After months of planning and discussions, the Tata Group has acquired full ownership of AirAsia India. The development is crucial as it clears the road for the eventual merger of AirAsia India and Air India Express to form a consolidated low-cost airline under the Tata brand.
Air India has announced that it has acquired 100% shareholding in AirAsia India to turn it into its subsidiary. The deal had been in the works for quite some time as the Tatas wanted to consolidate their airline business.
The plan received a significant boost in June when the Competition Commission of India (CCI) approved its decision to buy the entire equity share capital of AirAsia India. This gave the Tatas a free hand to plan any potential merger of the carrier in the days to come.
AirAsia India was launched in 2014 as a joint venture between the Tata Group and AirAsia Investment Limited. The Tatas began with a 51% equity share in the company, which was further raised to 83.67% in 2020. And now, the remaining 16.33% share has also gone to the Indian conglomerate for ₹1.56 billion (almost $19 million).
Bo Lingam, Group Chief Executive Officer of AirAsia Aviation Group, commented,
“We have had a great experience working with India’s leading Tata Group … This is not the end of our relationship, but the beginning of a new one as we explore new and exciting opportunities to collaborate and enhance our synergies moving forward.”
What had long been speculated is now finally confirmed by the Tatas — AirAsia India will be merged with the regional international low-cost carrier Air India Express.
Air India issued a statement that said an operational review process is underway with a view to ultimately integrating AirAsia India fully with Air India Express.
Both budget airlines will be merged as part of the restructuring roadmap that is being envisioned for the Tata group’s airline business and is expected to be complete by the end of 2023, subject to necessary corporate approvals.
Air India’s CEO Campbell Wilson commented,
“We are excited to initiate the creation of a single Air India Group low-cost carrier.

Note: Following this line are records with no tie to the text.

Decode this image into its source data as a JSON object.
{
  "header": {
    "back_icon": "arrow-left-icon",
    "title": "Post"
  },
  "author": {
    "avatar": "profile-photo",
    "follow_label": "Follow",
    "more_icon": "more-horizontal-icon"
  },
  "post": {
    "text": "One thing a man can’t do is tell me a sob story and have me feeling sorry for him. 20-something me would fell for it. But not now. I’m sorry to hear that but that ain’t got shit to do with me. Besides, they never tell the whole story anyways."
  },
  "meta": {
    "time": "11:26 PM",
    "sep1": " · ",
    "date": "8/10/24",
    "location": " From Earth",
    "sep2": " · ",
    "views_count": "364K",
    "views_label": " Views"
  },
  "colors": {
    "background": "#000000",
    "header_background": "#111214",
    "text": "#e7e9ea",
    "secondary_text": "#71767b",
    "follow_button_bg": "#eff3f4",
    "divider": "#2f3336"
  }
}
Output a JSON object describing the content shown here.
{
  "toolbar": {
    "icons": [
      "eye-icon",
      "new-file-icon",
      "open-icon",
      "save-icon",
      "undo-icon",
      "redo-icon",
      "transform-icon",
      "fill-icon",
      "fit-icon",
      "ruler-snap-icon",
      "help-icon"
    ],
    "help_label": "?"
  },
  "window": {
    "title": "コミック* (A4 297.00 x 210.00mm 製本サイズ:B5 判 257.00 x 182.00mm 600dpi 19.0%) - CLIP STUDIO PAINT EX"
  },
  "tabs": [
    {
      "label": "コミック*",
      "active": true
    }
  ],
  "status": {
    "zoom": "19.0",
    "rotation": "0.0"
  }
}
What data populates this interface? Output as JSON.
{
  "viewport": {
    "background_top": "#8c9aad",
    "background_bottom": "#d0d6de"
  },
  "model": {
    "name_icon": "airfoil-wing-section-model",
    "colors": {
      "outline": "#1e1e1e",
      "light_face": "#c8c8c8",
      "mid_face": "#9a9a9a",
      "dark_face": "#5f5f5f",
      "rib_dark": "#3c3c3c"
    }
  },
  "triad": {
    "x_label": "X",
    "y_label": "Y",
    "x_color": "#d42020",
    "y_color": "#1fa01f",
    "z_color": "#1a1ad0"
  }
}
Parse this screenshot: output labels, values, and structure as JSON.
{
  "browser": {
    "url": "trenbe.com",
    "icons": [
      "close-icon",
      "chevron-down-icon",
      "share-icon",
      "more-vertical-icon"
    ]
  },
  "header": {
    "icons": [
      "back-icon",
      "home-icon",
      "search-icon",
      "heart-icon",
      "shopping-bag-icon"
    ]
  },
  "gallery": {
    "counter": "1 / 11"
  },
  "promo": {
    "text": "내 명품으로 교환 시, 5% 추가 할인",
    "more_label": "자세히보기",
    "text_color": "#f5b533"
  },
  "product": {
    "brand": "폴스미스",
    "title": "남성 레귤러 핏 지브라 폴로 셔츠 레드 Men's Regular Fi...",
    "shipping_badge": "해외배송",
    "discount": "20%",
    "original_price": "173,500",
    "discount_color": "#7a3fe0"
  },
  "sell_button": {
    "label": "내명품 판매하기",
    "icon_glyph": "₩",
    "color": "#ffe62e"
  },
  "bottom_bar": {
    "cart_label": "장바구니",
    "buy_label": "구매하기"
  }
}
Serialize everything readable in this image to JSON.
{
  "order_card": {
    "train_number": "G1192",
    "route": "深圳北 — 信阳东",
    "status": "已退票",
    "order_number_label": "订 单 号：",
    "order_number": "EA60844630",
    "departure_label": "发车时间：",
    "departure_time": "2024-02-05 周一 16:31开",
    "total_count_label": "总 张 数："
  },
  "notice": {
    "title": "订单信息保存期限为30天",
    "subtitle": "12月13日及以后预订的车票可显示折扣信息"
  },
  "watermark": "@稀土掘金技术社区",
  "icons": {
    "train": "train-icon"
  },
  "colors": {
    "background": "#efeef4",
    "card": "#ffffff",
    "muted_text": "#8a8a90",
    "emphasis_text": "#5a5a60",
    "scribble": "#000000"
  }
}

This is a key step in the rationalisation and transformation of the Group, and we will be working closely with the management teams and staff throughout the process. We also look forward to the many new opportunities a stronger AI Group low-cost carrier will bring for customers and staff alike.”
Bringing them together
In the coming months, the chiefs of both airlines will help facilitate the merger and report to a committee led by Wilson himself. Both airlines have already begun the process of moving their offices under one roof by early next year, and key decisions such as employee and fleet integration (AI Express operates a fleet of Boeing 737s and AirAsia India A320s) will take place.
Photo: Getty Images
AirAsia India has had a rough couple of years due to the pandemic, with its loss increasing by 42% on a year-on-year basis to almost $275 million. Its revenue grew by nearly 39% to $238 million, but a 67% hike in aviation turbine fuel and a weakening Indian rupee against the US dollar impacted the overall numbers.
Air India Express maintained a healthy balance sheet for many years but posted a net loss of around $8.9 million against a net profit of around $12 million last year, losing money for the first time in seven years.
Still, it intends to go for a significant fleet and network expansion, and its integration with AirAsia India will certainly help the carrier with those plans.